Beitrag von Dachstein »

Stäntn hat geschrieben: 17.12.2023, 08:27 Spaß beiseite - ich sehe da jetzt zwar kein Risiko mehr dass nochmal sowas passiert, aber it‘s psychology, stupid ! Die Bahn wird kaum die Saison überleben.
Möglich, aber nicht sicher. Es gab ja schon auch bei anderen Bahnen, bei welchen Unfälle passiert sind - und die meisten Anlagen wurden nach dem Unglücksfall wieder in Betrieb genommen. Im Grunde ist hier das Schadensausmaß ausschlaggebend.

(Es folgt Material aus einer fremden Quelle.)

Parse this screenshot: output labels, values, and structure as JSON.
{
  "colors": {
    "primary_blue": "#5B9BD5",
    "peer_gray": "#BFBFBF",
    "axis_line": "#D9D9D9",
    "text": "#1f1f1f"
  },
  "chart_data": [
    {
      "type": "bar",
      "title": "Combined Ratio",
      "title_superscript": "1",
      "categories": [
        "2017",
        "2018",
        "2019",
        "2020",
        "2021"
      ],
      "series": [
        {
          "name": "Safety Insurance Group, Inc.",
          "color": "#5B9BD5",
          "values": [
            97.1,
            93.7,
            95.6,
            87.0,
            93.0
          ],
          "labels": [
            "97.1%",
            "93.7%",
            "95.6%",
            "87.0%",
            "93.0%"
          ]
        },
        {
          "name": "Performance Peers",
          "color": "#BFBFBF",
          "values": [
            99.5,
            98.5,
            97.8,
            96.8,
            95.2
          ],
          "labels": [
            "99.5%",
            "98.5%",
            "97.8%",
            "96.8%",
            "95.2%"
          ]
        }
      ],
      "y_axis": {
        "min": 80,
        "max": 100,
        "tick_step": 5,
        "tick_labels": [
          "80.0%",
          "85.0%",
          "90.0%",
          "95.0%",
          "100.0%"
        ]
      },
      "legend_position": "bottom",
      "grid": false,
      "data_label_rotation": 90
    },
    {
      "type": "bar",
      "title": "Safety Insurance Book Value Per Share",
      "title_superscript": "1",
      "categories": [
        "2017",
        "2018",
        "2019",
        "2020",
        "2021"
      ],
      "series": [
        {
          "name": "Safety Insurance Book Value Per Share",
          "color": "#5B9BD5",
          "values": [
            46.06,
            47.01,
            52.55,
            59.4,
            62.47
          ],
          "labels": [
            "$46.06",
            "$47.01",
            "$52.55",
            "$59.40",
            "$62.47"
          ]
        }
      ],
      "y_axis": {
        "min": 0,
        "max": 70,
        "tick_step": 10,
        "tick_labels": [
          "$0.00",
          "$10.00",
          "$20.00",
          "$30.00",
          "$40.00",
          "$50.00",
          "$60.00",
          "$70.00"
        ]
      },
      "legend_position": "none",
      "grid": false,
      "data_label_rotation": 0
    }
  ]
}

Kamikatze hat geschrieben: 16.12.2023, 22:36 Es gibt keine Haube. Auch der Sessel an sich ein eine Art Minimalmodell, wie man sie seit Ewigkeiten kennt... keinerlei Knautschzone.
Knautschzonen - kurz gesagt - gibt es weder bei alten noch bei neuen Sesselbahnen. Jeder Haubensessel oder Sessel ohne Wetterschutzhaube hat keine Knautschzone. Eine Knautschzone ist im (Schienen)Fahrzeugbau (*) als etwas definiert, welches die Energie durch Deformation aufnimmt und umwandelt. Eine Wetterschutzhaube kann je nach Aufprallgeschwindigkeit einen gewissen Schutz bieten, dieser dürfte aber marginal sein und ist per Definition keine Knautschzone. Und wie Gondeln ausschauen, wenn ein anderes Fahrbetriebsmittel auf die auffährt, ist auch seit dem Unfall am Grünberg bekannt.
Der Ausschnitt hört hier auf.